Sollte es so aussehen als ob Ihr Weibchen bald Eier legt oder dies
sogar geschehen sein sollte empfiehlt es sich einen Nistkasten anzubieten,
in dem sie in Ruhe brüten kann. In der Natur brüten fast alle
Sitticharten ebenfalls in (Baum-)Höhlen. Wie groß der Kasten
ungefähr sein sollte und welche Einstreu Sie verwenden können,
können Sie im Sittichlexikon
unter der jeweiligen Art in der Tabelle mit den Zuchtdaten nachlesen.
Dort finden Sie auch Informationen über die durchschnittliche Anzahl
an Eiern und die Brutdauer.
Wichtig:
Eier dürfen nicht einfach weggenommen werden! |
In der Natur fallen die Eier zum Teil Fressfeinden zum Opfer und werden
dann vom Weibchen ersetzt, indem es weitere Eier nachlegt. Nimmt man die
Eier also weg, werden sie in vielen Fällen jedesmal ersetzt. Werden
mehr als 8-10 Eier nacheinander gelegt nennt man dies Legezwang.
Die Eiproduktion benötigt sehr viel Kraft. Werden zu viele Eier gelegt
bzw. wird zusätzlich nicht auf eine ausgewogene Ernährung geachtet,
wird die Henne erschöpft und die Eier verändern sich, sie bekommen
eine weiche Schale oder die Schale fehlt sogar ganz (sogenanntes "Windei").
Das Ei ist dann nur von einer Haut umhüllt. Die Folge des Legezwang
bzw. nicht ausreichender Ernährung ist meist eine Legenot,
das heißt, dass die weichschaligen Eier nicht mehr gelegt werden
können. Legenot ist unbehandelt lebensgefährlich! Es gibt Fälle,
in denen sich die Hennen regelrecht totgelegt haben.
Es gibt natürlich Ausnahmen von der Regel. Einige, meistens unerfahrene,
Weibchen legen machmal nur ein bis zwei Eier auf den Käfigboden oder
irgendwoanders hin und beachten diese nicht. In dem Fall können die
Eier nach ein bis zwei Tagen ersatzlos entfernt werden. Sollte das Weibchen
doch weiterlegen sollten die Eier nicht mehr weggenommen werden.
Wie verhindere ich unerwünschten Nachwuchs?
Auch wenn Sie einen Nistkasten anbieten und die Henne brüten lassen
müssen Sie nicht zwangsläufig Nachwuchs zulassen.
Sie können die Eier nach der Eiablage abkochen oder an den Enden
anstechen. So kann in diesen Eiern kein Leben entstehen. Wobei die Anstech-Methode
recht unsicher zu sein scheint - relativ viele Halter, die die Eier angestochen
haben, haben trotzdem Nachwuchs bekommen.

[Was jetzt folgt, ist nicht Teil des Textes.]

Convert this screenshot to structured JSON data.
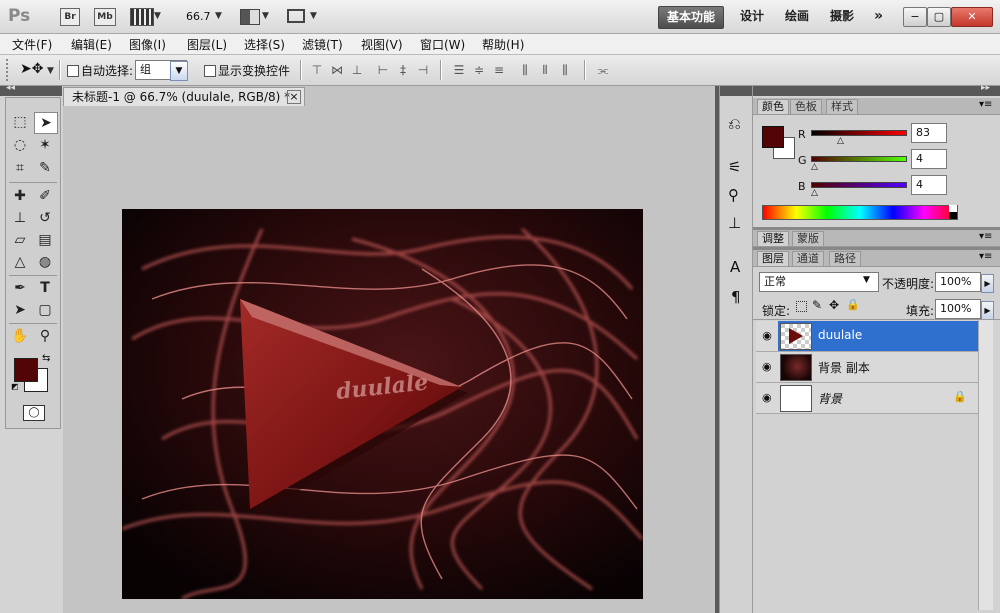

Das Abkochen ist erfahrungsgemäß nicht jedermanns Sache.
Alternativ können Sie im Fachhandel kostengünstig Kunststoffeier
in der richtigen Größe bekommen und die Eier recht "bequem"
und schnell umtauschen. Die Behandlung oder der Austausch der Eier sollte
möglichst bald (bis zu maximal 2 Tagen) nach der Eiablage erfolgen,
damit sich kein Leben bilden kann, das abgetötet wird. Oft werden
Eier im Abstand von ungefähr zwei Tagen gelegt, deshalb ist eine zweitäge
Nistkastenkontrolle, möglichst dann, wenn das Weibchen den Kasten
gerade verlassen hat, um z.B. zu trinken, sinnvoll.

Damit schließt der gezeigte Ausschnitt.